Recently, a few people have asked me to critique their writing. I feel ill-equipped to do so; nevertheless, I’ve tried to lend a hand. Most times I don’t even mention grammar or syntax. Instead, I find myself asking questions about purpose, permission, and voice. Given that I’m not trained as a writer, my feedback may be flawed; that said, I like words and have found some success using them. Following is the small list of tips I’ve collected. Maybe they’ll help you too.
Have a Point
Most who ask me to provide feedback on their writing are worried about their use of grammar. I appreciate this concern, and sometimes share it. However, grammar should come second to communicating a point. Before you type even a word, determine what you want to say. That’s your most important concern. What does the world need to hear right now? How can you affect the reader with your story? Can you help your audience understand something they currently don’t, or, change their minds in some way? Get that part sorted, and the grammar shouldn’t be that big of a deal.
I try to limit my writing to subjects I am well versed in, or feel very closely connected to. Sometimes I’ll talk about a subject I’m working to understand, but (again) this will be a topic that means something to me. I feel like this level of investment and interest gives me permission to write on a topic. Put another way: no one wants to read about dieting from someone who’s never struggled with their weight; no one wants business advice from someone who’s never run a business; and no one wants design tips from someone who doesn’t actively practice design. So, before writing anything, ask yourself if you have the right to.
In grade school, we’re forced to generate papers of a certain length. This objective tends to distract students from the real purpose of writing: to convey information. In most cases, doing this efficiently—and with brevity—is endemic of better writing, not laziness. Nevertheless, we’re trained to treat more as better, and this is a hard habit to break. So work through every piece you write and see how many words you can remove. In most instances, you’ll find that even ones that seemed important, aren’t.
Readers of non-fiction don’t just want to hear your opinion, they want to somehow improve as a result of having invested their time in your writing. Respect your readers’ time and needs. Don’t only talk about a problem or situation; outline a course of action or potential opportunities. Doing so lends shape to your argument, and helps readers see how your perspectives might look when applied.
Use Your Words
There’s an old trick for writing sales proposals. You start by writing them plainly, and afterwards you run some of your words through a thesaurus, with hopes of making your pitch sound more impressive. If you’re working on a response to a governmental RFP, this approach is worth considering. For everything else, I’d encourage you to avoid this sort of posturing. No one wants to read a piece in which you are pretending to be someone else. Use the same words you use in everyday discussion, and do so proudly. Some will love you for it. Others will hate you for it. (You probably wouldn’t have won over the ones in the latter camp anyway.)
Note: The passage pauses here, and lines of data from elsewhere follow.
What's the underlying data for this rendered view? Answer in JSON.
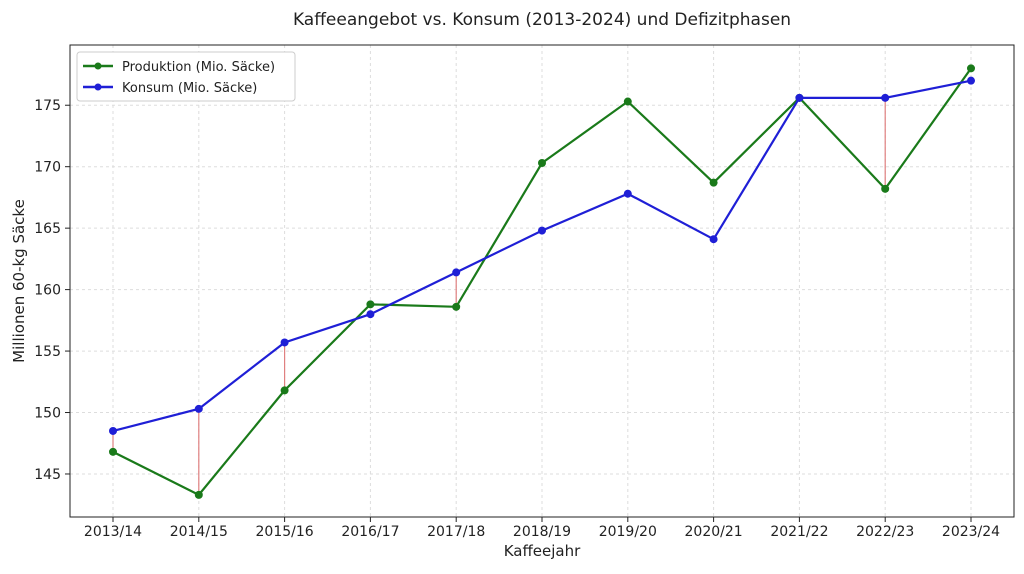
{
  "chart_data": {
    "type": "line",
    "title": "Kaffeeangebot vs. Konsum (2013-2024) und Defizitphasen",
    "xlabel": "Kaffeejahr",
    "ylabel": "Millionen 60-kg Säcke",
    "categories": [
      "2013/14",
      "2014/15",
      "2015/16",
      "2016/17",
      "2017/18",
      "2018/19",
      "2019/20",
      "2020/21",
      "2021/22",
      "2022/23",
      "2023/24"
    ],
    "series": [
      {
        "name": "Produktion (Mio. Säcke)",
        "color": "#1a7a1a",
        "values": [
          146.8,
          143.3,
          151.8,
          158.8,
          158.6,
          170.3,
          175.3,
          168.7,
          175.6,
          168.2,
          178.0
        ]
      },
      {
        "name": "Konsum (Mio. Säcke)",
        "color": "#1f1fd6",
        "values": [
          148.5,
          150.3,
          155.7,
          158.0,
          161.4,
          164.8,
          167.8,
          164.1,
          175.6,
          175.6,
          177.0
        ]
      }
    ],
    "deficit_color": "#e08080",
    "yticks": [
      145,
      150,
      155,
      160,
      165,
      170,
      175
    ],
    "ylim": [
      141.5,
      179.9
    ],
    "grid": true,
    "legend": "top-left"
  }
}
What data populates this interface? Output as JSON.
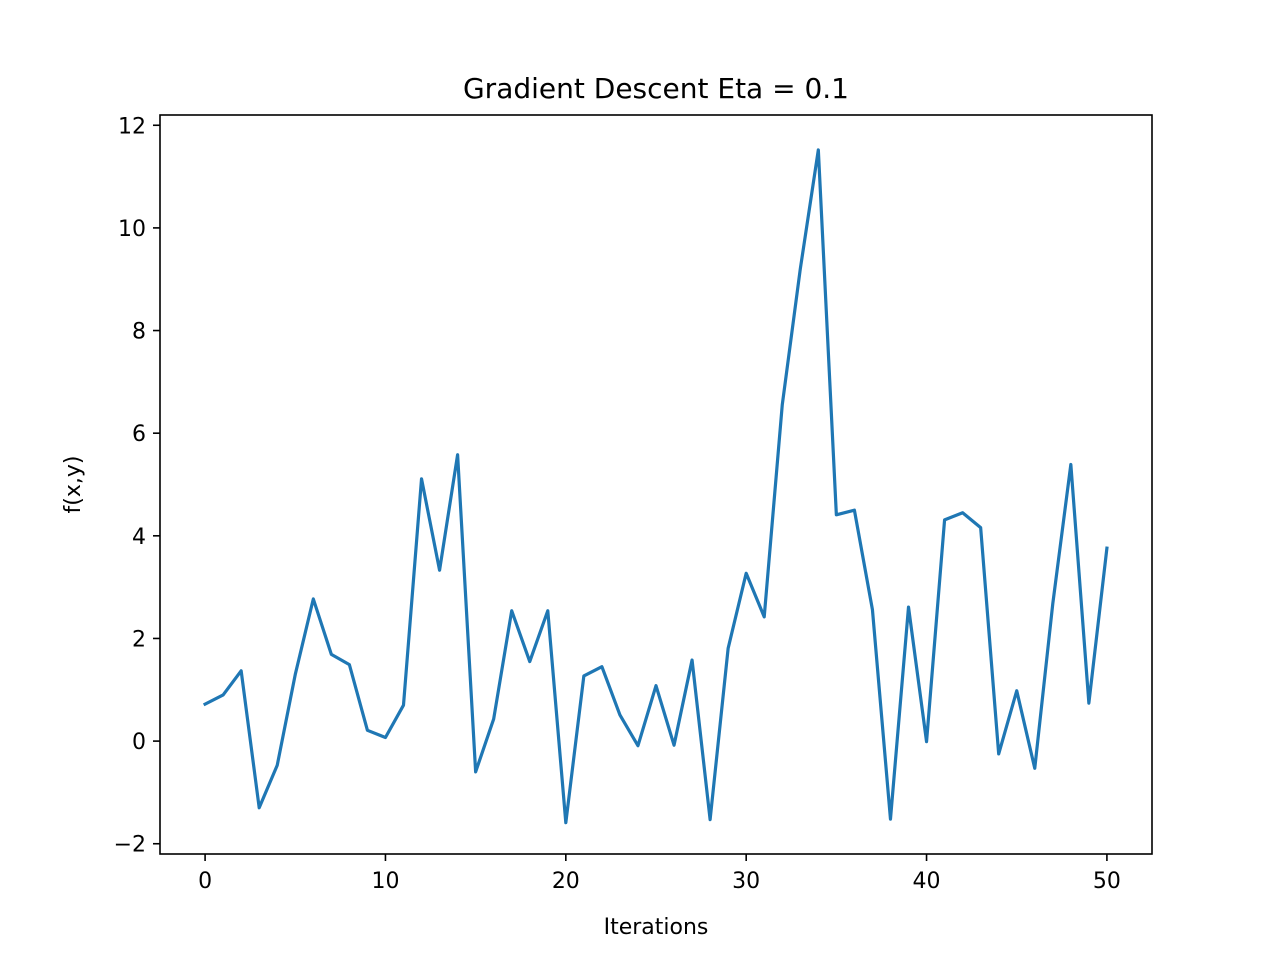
{
  "chart_data": {
    "type": "line",
    "title": "Gradient Descent Eta = 0.1",
    "xlabel": "Iterations",
    "ylabel": "f(x,y)",
    "xlim": [
      -2.5,
      52.5
    ],
    "ylim": [
      -2.2,
      12.2
    ],
    "xticks": [
      0,
      10,
      20,
      30,
      40,
      50
    ],
    "yticks": [
      -2,
      0,
      2,
      4,
      6,
      8,
      10,
      12
    ],
    "ytick_labels": [
      "−2",
      "0",
      "2",
      "4",
      "6",
      "8",
      "10",
      "12"
    ],
    "grid": false,
    "series": [
      {
        "color": "#1f77b4",
        "x": [
          0,
          1,
          2,
          3,
          4,
          5,
          6,
          7,
          8,
          9,
          10,
          11,
          12,
          13,
          14,
          15,
          16,
          17,
          18,
          19,
          20,
          21,
          22,
          23,
          24,
          25,
          26,
          27,
          28,
          29,
          30,
          31,
          32,
          33,
          34,
          35,
          36,
          37,
          38,
          39,
          40,
          41,
          42,
          43,
          44,
          45,
          46,
          47,
          48,
          49,
          50
        ],
        "values": [
          0.72,
          0.9,
          1.37,
          -1.3,
          -0.47,
          1.3,
          2.77,
          1.69,
          1.49,
          0.21,
          0.07,
          0.7,
          5.11,
          3.33,
          5.58,
          -0.6,
          0.43,
          2.54,
          1.55,
          2.54,
          -1.59,
          1.27,
          1.45,
          0.51,
          -0.09,
          1.08,
          -0.08,
          1.58,
          -1.53,
          1.81,
          3.27,
          2.42,
          6.55,
          9.2,
          11.52,
          4.41,
          4.5,
          2.56,
          -1.52,
          2.61,
          -0.01,
          4.31,
          4.45,
          4.16,
          -0.25,
          0.98,
          -0.53,
          2.68,
          5.39,
          0.74,
          3.76
        ]
      }
    ]
  }
}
I don’t write just because it’s an important part of my work. I write because I love words and ideas. When I began doing so, I tried to write to impress people (i.e. magazine editors). None of them wanted anything to do with me. I took a different approach when I started blogging. I wrote what I felt like writing, and readers responded positively. In fact, some editors started to come to me as a result. Although you certainly need to remain aware of your audience, you should make writing fun for yourself. If you don’t enjoy what you’re writing, others probably won’t either.
In spite of how easily blog posts can be updated, many seem to avoid doing so—as though such actions weaken the author’s position. I feel differently—particularly with this article. As time passes, and I witness other good ideas and habits for writing, I’ll add them to this post.